2008 erschien «Klee», eine im Auftrag des Zentrums Paul Klee produzierte Künstlerbiografie in Comicform, die grosses Aufsehen hervorrief und vielfach besprochen und gelobt wurde. Die «historische Akkuratesse» wurde hervorgehoben, die «zeichnerische Gelassenheit» und Badoux’ «filmisches Gespür für dramatische Momente».

Ein Ultra wird berühmt

Es folgten viele weitere Comicstorys, Ausstellungen sowie Einladungen nach Indien, Myanmar und Algerien. Schliesslich betrat der heute als Kultfigur gehandelte «Stan the Hooligan» das Stadion, bekannt und beliebt weit über die lokalen Kreise der FCZ-Fans hinaus. Gemeinsam mit Autor Marcel Gamma veröffentlichte Badoux ab 2004 die Strips um den schlecht rasierten Südkurvenultra in Fanzines und später gesammelt als Bücher. Der Erfolg war riesig und hält bis heute an, was auch damit zu tun hat, dass Badoux wenn immer möglich im Letzigrund seinen FCZ anfeuerte, oft sogar zusammen mit seiner Familie (auch wenn sein Sohn, wie Badoux etwas wehmütig erzählte, vor allem wegen der Bratwurst mitkam).

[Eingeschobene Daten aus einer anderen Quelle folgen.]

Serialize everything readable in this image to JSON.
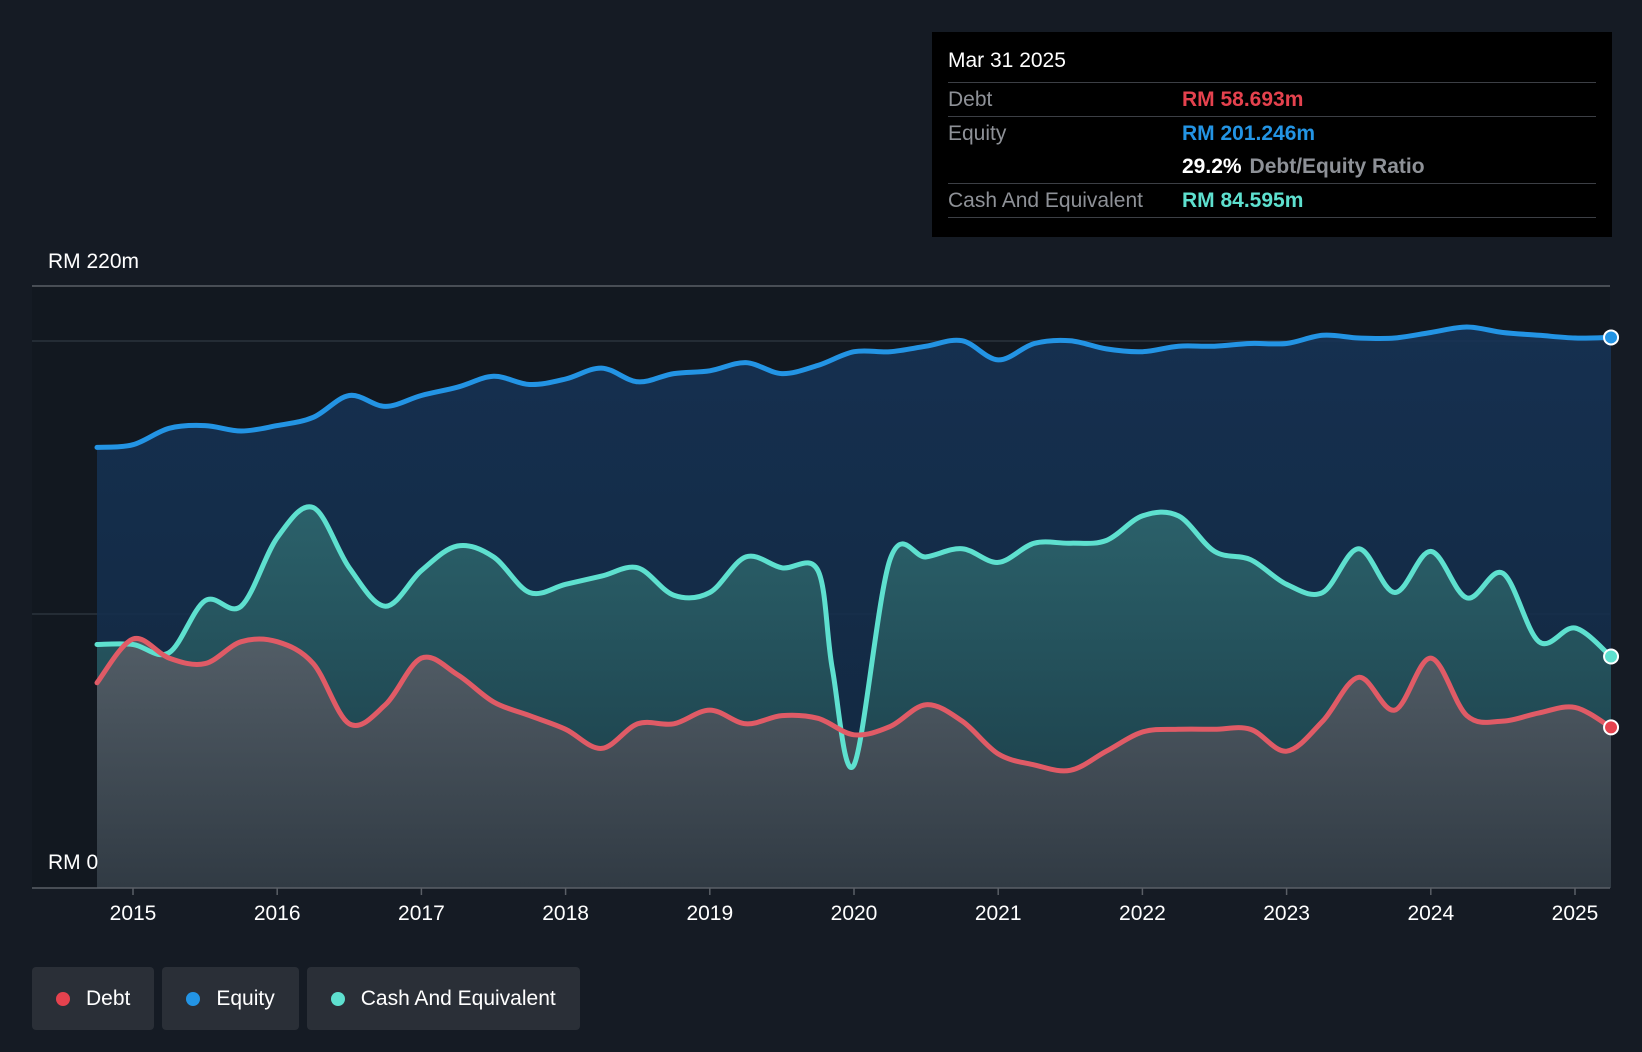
{
  "chart_data": {
    "type": "line",
    "y_unit_prefix": "RM",
    "ylim": [
      0,
      220
    ],
    "y_labels": {
      "top": "RM 220m",
      "bottom": "RM 0"
    },
    "x_ticks": [
      "2015",
      "2016",
      "2017",
      "2018",
      "2019",
      "2020",
      "2021",
      "2022",
      "2023",
      "2024",
      "2025"
    ],
    "x_range": [
      2014.75,
      2025.25
    ],
    "series": [
      {
        "name": "Equity",
        "color": "#2394e4",
        "points": [
          [
            2014.75,
            161
          ],
          [
            2015,
            162
          ],
          [
            2015.25,
            168
          ],
          [
            2015.5,
            169
          ],
          [
            2015.75,
            167
          ],
          [
            2016,
            169
          ],
          [
            2016.25,
            172
          ],
          [
            2016.5,
            180
          ],
          [
            2016.75,
            176
          ],
          [
            2017,
            180
          ],
          [
            2017.25,
            183
          ],
          [
            2017.5,
            187
          ],
          [
            2017.75,
            184
          ],
          [
            2018,
            186
          ],
          [
            2018.25,
            190
          ],
          [
            2018.5,
            185
          ],
          [
            2018.75,
            188
          ],
          [
            2019,
            189
          ],
          [
            2019.25,
            192
          ],
          [
            2019.5,
            188
          ],
          [
            2019.75,
            191
          ],
          [
            2020,
            196
          ],
          [
            2020.25,
            196
          ],
          [
            2020.5,
            198
          ],
          [
            2020.75,
            200
          ],
          [
            2021,
            193
          ],
          [
            2021.25,
            199
          ],
          [
            2021.5,
            200
          ],
          [
            2021.75,
            197
          ],
          [
            2022,
            196
          ],
          [
            2022.25,
            198
          ],
          [
            2022.5,
            198
          ],
          [
            2022.75,
            199
          ],
          [
            2023,
            199
          ],
          [
            2023.25,
            202
          ],
          [
            2023.5,
            201
          ],
          [
            2023.75,
            201
          ],
          [
            2024,
            203
          ],
          [
            2024.25,
            205
          ],
          [
            2024.5,
            203
          ],
          [
            2024.75,
            202
          ],
          [
            2025,
            201
          ],
          [
            2025.25,
            201.2
          ]
        ]
      },
      {
        "name": "Cash And Equivalent",
        "color": "#5ee0cf",
        "points": [
          [
            2014.75,
            89
          ],
          [
            2015,
            89
          ],
          [
            2015.25,
            86
          ],
          [
            2015.5,
            105
          ],
          [
            2015.75,
            103
          ],
          [
            2016,
            128
          ],
          [
            2016.25,
            139
          ],
          [
            2016.5,
            117
          ],
          [
            2016.75,
            103
          ],
          [
            2017,
            116
          ],
          [
            2017.25,
            125
          ],
          [
            2017.5,
            121
          ],
          [
            2017.75,
            108
          ],
          [
            2018,
            111
          ],
          [
            2018.25,
            114
          ],
          [
            2018.5,
            117
          ],
          [
            2018.75,
            107
          ],
          [
            2019,
            108
          ],
          [
            2019.25,
            121
          ],
          [
            2019.5,
            117
          ],
          [
            2019.75,
            116
          ],
          [
            2019.85,
            80
          ],
          [
            2020,
            45
          ],
          [
            2020.25,
            120
          ],
          [
            2020.5,
            121
          ],
          [
            2020.75,
            124
          ],
          [
            2021,
            119
          ],
          [
            2021.25,
            126
          ],
          [
            2021.5,
            126
          ],
          [
            2021.75,
            127
          ],
          [
            2022,
            136
          ],
          [
            2022.25,
            136
          ],
          [
            2022.5,
            123
          ],
          [
            2022.75,
            120
          ],
          [
            2023,
            111
          ],
          [
            2023.25,
            108
          ],
          [
            2023.5,
            124
          ],
          [
            2023.75,
            108
          ],
          [
            2024,
            123
          ],
          [
            2024.25,
            106
          ],
          [
            2024.5,
            115
          ],
          [
            2024.75,
            90
          ],
          [
            2025,
            95
          ],
          [
            2025.25,
            84.6
          ]
        ]
      },
      {
        "name": "Debt",
        "color": "#e05b66",
        "points": [
          [
            2014.75,
            75
          ],
          [
            2015,
            91
          ],
          [
            2015.25,
            84
          ],
          [
            2015.5,
            82
          ],
          [
            2015.75,
            90
          ],
          [
            2016,
            90
          ],
          [
            2016.25,
            82
          ],
          [
            2016.5,
            60
          ],
          [
            2016.75,
            67
          ],
          [
            2017,
            84
          ],
          [
            2017.25,
            78
          ],
          [
            2017.5,
            68
          ],
          [
            2017.75,
            63
          ],
          [
            2018,
            58
          ],
          [
            2018.25,
            51
          ],
          [
            2018.5,
            60
          ],
          [
            2018.75,
            60
          ],
          [
            2019,
            65
          ],
          [
            2019.25,
            60
          ],
          [
            2019.5,
            63
          ],
          [
            2019.75,
            62
          ],
          [
            2020,
            56
          ],
          [
            2020.25,
            59
          ],
          [
            2020.5,
            67
          ],
          [
            2020.75,
            61
          ],
          [
            2021,
            49
          ],
          [
            2021.25,
            45
          ],
          [
            2021.5,
            43
          ],
          [
            2021.75,
            50
          ],
          [
            2022,
            57
          ],
          [
            2022.25,
            58
          ],
          [
            2022.5,
            58
          ],
          [
            2022.75,
            58
          ],
          [
            2023,
            50
          ],
          [
            2023.25,
            61
          ],
          [
            2023.5,
            77
          ],
          [
            2023.75,
            65
          ],
          [
            2024,
            84
          ],
          [
            2024.25,
            63
          ],
          [
            2024.5,
            61
          ],
          [
            2024.75,
            64
          ],
          [
            2025,
            66
          ],
          [
            2025.25,
            58.7
          ]
        ]
      }
    ]
  },
  "tooltip": {
    "date": "Mar 31 2025",
    "debt_label": "Debt",
    "debt_value": "RM 58.693m",
    "equity_label": "Equity",
    "equity_value": "RM 201.246m",
    "ratio_value": "29.2%",
    "ratio_label": "Debt/Equity Ratio",
    "cash_label": "Cash And Equivalent",
    "cash_value": "RM 84.595m"
  },
  "legend": [
    {
      "label": "Debt",
      "color": "#e5424e"
    },
    {
      "label": "Equity",
      "color": "#2394e4"
    },
    {
      "label": "Cash And Equivalent",
      "color": "#5ee0cf"
    }
  ],
  "colors": {
    "debt": "#e5424e",
    "equity": "#2394e4",
    "cash": "#5ee0cf",
    "background": "#151b24"
  }
}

Im Spiel gegen Steaua Bukarest von letzter Woche hissten die Fans Transparente mit der Figur «Stan», in einer Sprechblase stand zu lesen: «Ich wird immer i de Kurve stah!»

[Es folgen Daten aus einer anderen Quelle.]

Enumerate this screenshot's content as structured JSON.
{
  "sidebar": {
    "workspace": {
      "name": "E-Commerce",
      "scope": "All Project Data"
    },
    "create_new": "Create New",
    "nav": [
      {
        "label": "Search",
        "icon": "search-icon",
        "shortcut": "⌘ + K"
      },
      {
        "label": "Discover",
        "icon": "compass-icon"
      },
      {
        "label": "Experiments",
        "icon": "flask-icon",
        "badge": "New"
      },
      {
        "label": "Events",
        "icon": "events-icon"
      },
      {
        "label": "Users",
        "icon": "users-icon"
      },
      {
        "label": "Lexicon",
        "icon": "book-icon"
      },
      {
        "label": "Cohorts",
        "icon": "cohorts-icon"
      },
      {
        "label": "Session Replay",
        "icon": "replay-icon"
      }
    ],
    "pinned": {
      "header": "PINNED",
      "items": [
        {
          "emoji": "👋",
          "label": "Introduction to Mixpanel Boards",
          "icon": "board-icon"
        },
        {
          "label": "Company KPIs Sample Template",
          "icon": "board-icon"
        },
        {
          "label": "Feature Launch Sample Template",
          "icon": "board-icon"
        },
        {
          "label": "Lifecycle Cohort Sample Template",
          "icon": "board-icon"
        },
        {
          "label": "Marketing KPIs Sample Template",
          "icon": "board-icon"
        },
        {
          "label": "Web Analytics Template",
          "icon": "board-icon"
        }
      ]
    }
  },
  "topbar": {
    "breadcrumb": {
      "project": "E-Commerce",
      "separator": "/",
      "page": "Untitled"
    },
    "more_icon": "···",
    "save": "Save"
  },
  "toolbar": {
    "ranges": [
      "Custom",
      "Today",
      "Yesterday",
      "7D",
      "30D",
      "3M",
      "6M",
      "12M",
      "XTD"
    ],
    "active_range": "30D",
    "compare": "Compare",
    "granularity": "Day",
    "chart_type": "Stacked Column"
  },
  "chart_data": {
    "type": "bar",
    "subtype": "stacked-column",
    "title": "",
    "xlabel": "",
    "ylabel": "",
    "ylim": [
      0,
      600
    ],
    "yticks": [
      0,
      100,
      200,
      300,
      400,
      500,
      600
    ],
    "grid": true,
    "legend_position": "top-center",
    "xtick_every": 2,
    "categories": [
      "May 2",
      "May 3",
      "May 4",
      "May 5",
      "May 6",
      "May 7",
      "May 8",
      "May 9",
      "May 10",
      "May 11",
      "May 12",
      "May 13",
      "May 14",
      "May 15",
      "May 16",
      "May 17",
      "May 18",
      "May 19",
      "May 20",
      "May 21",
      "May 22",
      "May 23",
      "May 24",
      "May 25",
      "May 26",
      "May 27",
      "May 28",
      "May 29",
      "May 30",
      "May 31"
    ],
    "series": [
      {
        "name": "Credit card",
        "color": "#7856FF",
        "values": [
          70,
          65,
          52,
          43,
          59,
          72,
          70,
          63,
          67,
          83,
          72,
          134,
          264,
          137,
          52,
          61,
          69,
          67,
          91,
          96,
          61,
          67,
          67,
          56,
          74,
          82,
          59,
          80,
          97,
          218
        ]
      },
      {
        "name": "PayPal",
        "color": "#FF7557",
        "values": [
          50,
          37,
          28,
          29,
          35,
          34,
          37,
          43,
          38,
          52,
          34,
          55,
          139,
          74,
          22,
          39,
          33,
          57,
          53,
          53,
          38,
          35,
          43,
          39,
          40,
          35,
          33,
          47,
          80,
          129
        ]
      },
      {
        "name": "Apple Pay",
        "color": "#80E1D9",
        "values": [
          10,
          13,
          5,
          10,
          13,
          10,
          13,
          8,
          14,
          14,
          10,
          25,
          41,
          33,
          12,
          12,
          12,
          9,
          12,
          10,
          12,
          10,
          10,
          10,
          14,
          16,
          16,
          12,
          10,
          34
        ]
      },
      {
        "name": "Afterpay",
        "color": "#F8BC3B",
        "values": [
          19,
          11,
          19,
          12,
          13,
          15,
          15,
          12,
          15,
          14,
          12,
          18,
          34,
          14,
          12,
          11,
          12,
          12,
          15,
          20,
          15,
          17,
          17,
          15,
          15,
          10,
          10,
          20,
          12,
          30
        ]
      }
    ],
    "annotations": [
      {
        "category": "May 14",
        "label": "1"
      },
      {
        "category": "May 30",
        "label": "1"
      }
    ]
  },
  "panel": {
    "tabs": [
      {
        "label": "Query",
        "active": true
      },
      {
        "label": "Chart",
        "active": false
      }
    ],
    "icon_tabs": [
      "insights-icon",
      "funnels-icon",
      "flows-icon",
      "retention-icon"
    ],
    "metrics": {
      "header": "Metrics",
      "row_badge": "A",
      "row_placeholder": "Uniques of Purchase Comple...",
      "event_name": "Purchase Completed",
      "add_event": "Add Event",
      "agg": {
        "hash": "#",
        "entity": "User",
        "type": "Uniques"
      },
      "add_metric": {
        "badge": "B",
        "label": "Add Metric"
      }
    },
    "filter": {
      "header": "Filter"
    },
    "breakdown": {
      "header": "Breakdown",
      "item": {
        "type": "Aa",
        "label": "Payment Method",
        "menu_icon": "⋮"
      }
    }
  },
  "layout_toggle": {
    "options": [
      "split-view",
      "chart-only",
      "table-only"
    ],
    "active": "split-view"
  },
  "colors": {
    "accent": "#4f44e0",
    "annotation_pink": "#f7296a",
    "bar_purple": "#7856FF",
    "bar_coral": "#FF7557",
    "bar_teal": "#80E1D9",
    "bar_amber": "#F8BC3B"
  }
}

Seit einiger Zeit war Christophe Badoux auch als Dozent an der Hochschule Luzern tätig, Abteilung Gestaltung und Kunst, wo er sich mit grossem Engagement dem Unterrichten widmete. Uns, die wir ihn und seinen Umgang mit Kindern und Jugendlichen kannten, erstaunte es nicht, dass ihn diese Arbeit ebenso erfüllte wie das Zeichnen weiterer Cartoons, zuletzt des Bands «Krank geschrieben», eine Sammlung von Comics rund um die Welt der Ärzte, erschienen im Lauf der letzten Jahre in der «Schweizerischen Ärztezeitung».

Er war ein zäher Schaffer, der zwar die Arbeiten oft erst in letzter Minute ablieferte, der aber trotzdem für alle ein offenes Ohr hatte und jederzeit half, wenn die Alten oder auch die Jüngeren im Atelier den Scanner erklärt haben wollten oder unschlüssig waren, welche Hintergrundfarbe, welche Art von Perspektive, welche Schrift in den Sprechblasen oder welchen Blaustift sie für ihre Werke verwenden sollten.

Gerade eben ist Badoux noch durchs Atelier gegangen, in seinem gestreiften Sweatshirt, in der Hand die Bierflasche und auf den Lippen wie immer einen ebenso träfen wie saublöden Spruch, der uns alle zum Lachen bringt.

Christoph Schuler ist Redaktor beim Comicmagazin «Strapazin».